De roep van de kosmische warmte weeft in de atmosfeer en komt ook tot het waterige element. En nu beginnen lucht en vochtigheid samen een scheppend spel te spelen. Het water dat door de zonnestralen – de afgezanten van de kosmische warmte omhoog geroepen wordt, begint zijn hemelvaart. Door zijn huwelijk met de lucht ontstaat de wolk. Zij is het goddelijk teken van dit ogenblik tussen lente en zomer.
In de wolk openbaart zich tussen aarde en vuur, tussen aardse diepten en hemelse hoogten, de sfeer van een beweeglijk evenwicht. En zo is zij tegelijkertijd het oerbeeld van de metamorfose, van het uit hemelhoogten gezegende organische vormen en en opnieuw vormen. Konden wij maar door naar de wolken te kijken (of dat nu stralend witte cumuluswolken zijn, of het grijze wolkendek waaruit de regen omlaag valt) ons laten aanmoedigen om nooit tot stilstand te komen, maar met opwaarts gericht blik te streven naar een eeuwige metamorfose, naar een nooit rustend worden!
Tussen lente en zomer is de natuur vol tekenen van en beelden voor de hemelvaart van de aardziel. Het wonder van de wolken komt daarin op de eerste plaats. Het jubelend omhoogvliegen van de leeuwerik voegt daar een melodie aan toe. Een feest van hoge vlucht, van de lust om opwaarts te wieken, breidt zich rondom ons uit. En altijd heeft tussen het tweegesprek tussen de hoogte en de diepte de hemel, en in het spel van de elementen het vuur, het eerste woord.

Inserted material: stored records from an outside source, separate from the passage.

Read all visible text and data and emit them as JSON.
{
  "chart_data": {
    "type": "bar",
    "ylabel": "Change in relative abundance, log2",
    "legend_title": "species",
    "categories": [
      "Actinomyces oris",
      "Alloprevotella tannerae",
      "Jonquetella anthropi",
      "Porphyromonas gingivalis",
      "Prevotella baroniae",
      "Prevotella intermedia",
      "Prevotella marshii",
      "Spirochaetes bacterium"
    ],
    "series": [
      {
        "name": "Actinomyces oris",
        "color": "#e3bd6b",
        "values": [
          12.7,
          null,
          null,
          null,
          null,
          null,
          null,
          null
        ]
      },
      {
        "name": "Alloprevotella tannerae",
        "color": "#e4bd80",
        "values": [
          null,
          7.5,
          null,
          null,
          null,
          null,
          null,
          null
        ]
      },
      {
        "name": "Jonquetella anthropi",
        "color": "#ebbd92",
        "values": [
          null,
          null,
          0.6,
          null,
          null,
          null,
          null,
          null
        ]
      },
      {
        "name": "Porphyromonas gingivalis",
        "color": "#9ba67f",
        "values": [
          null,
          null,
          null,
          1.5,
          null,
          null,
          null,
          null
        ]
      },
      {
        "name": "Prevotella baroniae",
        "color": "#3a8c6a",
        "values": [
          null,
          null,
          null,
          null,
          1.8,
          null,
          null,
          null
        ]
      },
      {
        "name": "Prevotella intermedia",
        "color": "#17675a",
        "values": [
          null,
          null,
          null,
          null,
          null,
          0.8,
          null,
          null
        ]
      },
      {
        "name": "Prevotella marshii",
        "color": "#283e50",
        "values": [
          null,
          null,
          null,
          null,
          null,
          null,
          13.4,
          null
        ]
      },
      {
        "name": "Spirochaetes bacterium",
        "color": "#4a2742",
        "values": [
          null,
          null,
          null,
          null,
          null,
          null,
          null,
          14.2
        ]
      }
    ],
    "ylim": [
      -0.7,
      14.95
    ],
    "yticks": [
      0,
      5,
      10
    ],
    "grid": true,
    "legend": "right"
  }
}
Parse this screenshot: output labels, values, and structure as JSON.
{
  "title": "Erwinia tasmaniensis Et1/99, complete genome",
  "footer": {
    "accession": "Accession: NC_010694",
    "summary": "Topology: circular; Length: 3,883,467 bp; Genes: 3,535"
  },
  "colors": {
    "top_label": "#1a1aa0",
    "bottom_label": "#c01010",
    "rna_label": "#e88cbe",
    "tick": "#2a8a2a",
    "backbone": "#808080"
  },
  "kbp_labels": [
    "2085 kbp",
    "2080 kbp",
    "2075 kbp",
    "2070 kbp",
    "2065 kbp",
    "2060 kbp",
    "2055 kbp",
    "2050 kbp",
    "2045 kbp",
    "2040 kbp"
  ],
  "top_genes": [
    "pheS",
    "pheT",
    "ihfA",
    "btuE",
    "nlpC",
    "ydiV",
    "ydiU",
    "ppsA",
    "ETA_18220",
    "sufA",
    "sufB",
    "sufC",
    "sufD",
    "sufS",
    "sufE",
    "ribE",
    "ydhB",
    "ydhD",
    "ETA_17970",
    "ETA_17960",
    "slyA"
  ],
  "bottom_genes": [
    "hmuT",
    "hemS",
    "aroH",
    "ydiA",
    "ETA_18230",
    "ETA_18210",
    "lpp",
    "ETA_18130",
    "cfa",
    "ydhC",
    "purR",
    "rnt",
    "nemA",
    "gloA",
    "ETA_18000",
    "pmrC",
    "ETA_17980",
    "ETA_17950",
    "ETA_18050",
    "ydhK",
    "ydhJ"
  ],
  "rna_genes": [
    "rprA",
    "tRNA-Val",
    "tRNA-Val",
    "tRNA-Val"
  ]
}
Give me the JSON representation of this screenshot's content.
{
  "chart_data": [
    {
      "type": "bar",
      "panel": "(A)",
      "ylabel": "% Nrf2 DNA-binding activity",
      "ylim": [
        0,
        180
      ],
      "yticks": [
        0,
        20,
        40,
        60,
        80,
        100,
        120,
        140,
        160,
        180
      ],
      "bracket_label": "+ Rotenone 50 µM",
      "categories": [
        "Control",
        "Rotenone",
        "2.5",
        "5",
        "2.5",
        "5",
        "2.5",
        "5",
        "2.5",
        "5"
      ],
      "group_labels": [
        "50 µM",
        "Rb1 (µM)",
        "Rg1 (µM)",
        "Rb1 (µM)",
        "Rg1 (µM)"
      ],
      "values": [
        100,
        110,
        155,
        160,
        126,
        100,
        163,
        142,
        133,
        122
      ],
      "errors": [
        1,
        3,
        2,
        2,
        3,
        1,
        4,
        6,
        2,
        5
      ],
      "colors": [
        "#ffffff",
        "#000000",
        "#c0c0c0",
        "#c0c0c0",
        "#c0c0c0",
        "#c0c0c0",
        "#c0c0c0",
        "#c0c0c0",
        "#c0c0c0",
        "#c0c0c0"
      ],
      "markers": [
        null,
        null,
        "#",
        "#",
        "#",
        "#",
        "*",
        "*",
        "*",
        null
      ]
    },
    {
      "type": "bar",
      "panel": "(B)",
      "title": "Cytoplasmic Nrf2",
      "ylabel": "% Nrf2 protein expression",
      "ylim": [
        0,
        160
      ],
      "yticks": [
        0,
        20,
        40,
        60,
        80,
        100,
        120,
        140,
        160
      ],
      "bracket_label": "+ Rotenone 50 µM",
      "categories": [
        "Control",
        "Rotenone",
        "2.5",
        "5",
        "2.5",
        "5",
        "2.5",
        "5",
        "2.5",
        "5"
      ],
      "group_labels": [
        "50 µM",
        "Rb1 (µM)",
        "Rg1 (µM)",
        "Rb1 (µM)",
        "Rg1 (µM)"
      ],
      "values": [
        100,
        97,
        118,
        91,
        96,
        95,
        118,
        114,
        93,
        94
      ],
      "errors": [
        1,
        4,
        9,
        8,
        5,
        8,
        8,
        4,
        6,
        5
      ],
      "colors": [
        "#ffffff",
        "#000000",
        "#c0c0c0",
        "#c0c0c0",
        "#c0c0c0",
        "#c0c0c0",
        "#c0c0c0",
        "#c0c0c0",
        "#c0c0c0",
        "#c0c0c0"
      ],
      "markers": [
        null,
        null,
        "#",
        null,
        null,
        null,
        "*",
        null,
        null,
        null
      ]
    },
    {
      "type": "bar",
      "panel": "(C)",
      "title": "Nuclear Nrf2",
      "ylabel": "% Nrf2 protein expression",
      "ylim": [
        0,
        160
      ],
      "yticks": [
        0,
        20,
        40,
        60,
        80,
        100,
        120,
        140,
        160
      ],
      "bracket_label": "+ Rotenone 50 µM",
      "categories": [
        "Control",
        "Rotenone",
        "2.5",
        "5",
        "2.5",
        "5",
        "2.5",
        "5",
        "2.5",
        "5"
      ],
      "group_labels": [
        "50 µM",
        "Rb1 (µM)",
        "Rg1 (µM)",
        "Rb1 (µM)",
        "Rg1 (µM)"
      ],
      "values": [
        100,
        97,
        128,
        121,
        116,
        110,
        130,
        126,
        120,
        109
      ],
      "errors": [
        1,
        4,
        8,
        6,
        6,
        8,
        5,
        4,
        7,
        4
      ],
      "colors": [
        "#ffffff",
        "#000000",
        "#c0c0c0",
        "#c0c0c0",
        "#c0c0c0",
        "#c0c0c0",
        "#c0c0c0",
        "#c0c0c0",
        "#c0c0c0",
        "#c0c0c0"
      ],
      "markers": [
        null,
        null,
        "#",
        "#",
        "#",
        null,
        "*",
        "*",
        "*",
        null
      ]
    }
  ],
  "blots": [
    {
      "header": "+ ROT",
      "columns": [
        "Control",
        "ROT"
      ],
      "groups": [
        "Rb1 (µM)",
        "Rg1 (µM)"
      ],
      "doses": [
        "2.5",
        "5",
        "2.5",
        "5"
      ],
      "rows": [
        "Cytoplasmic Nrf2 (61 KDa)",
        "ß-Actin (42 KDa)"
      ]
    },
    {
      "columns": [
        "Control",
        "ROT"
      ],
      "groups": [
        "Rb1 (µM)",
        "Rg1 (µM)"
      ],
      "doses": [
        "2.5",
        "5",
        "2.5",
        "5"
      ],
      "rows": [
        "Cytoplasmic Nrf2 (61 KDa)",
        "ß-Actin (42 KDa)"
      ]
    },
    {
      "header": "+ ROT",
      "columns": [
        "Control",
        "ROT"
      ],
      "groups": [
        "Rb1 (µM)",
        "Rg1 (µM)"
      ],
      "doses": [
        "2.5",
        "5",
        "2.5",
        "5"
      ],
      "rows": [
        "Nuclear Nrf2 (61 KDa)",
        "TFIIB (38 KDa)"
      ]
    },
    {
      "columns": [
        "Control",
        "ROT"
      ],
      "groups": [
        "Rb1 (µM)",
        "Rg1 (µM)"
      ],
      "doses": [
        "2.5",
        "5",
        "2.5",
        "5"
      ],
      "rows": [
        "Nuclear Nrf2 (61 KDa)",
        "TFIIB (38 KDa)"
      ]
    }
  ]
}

Uit hemelhoogten weerklinkt het vurige woord en de lagere elementen volgen die scheppende roep naar omhoog met vreugde en gratie.
De toekomst van het christendom hangt ten nauwste samen met de vraag of de voorspelling in vervulling gaat die de engelen deden aan de discipelen toen veertig dagen na Pasen de wolk als een voorhang het bijzondere wonder van hun ontmoetingen met de herrezene verhulde: ‘Gelijk hij nu is opgenomen in de hemelse sferen, zo zal hij eens van daaruit weer zichtbaar worden voor uw zielen.’ De wolk verbindt de hemelvaart met de wederkomst van Christus. De herrezene verlaat niet na veertig dagen de aarde om te verdwijnen naar een hemelwereld aan gene zijde.
De wolk is zinnebeeld van het rijk van de elementen: met deze sfeer, die heel het aardse doorstroomt en doorademt, verbindt hij zich. Hij wordt alleen onzichtbaar voor de zielen van de discipelen, omdat zij blind zijn voor die wereld. Na tien dagen komt in hen echter de vurige kiem van een toekomstig schouwen tot leven. Wanneer dit gebeuren in de mensheid als geheel tot rijping komt, doordat de vurige kiem van het ‘ware geloof’ ontvlamt, zal de wolk (de sfeer van de elementen, dat wil zeggen de etherische astrale omhulling van de aarde) de plaats zijn waar het voorhang scheurt, die toen in de discipelen het wonderbaarlijke licht van Pasen deed doven: ‘Christus komt op de wolken van de hemel.’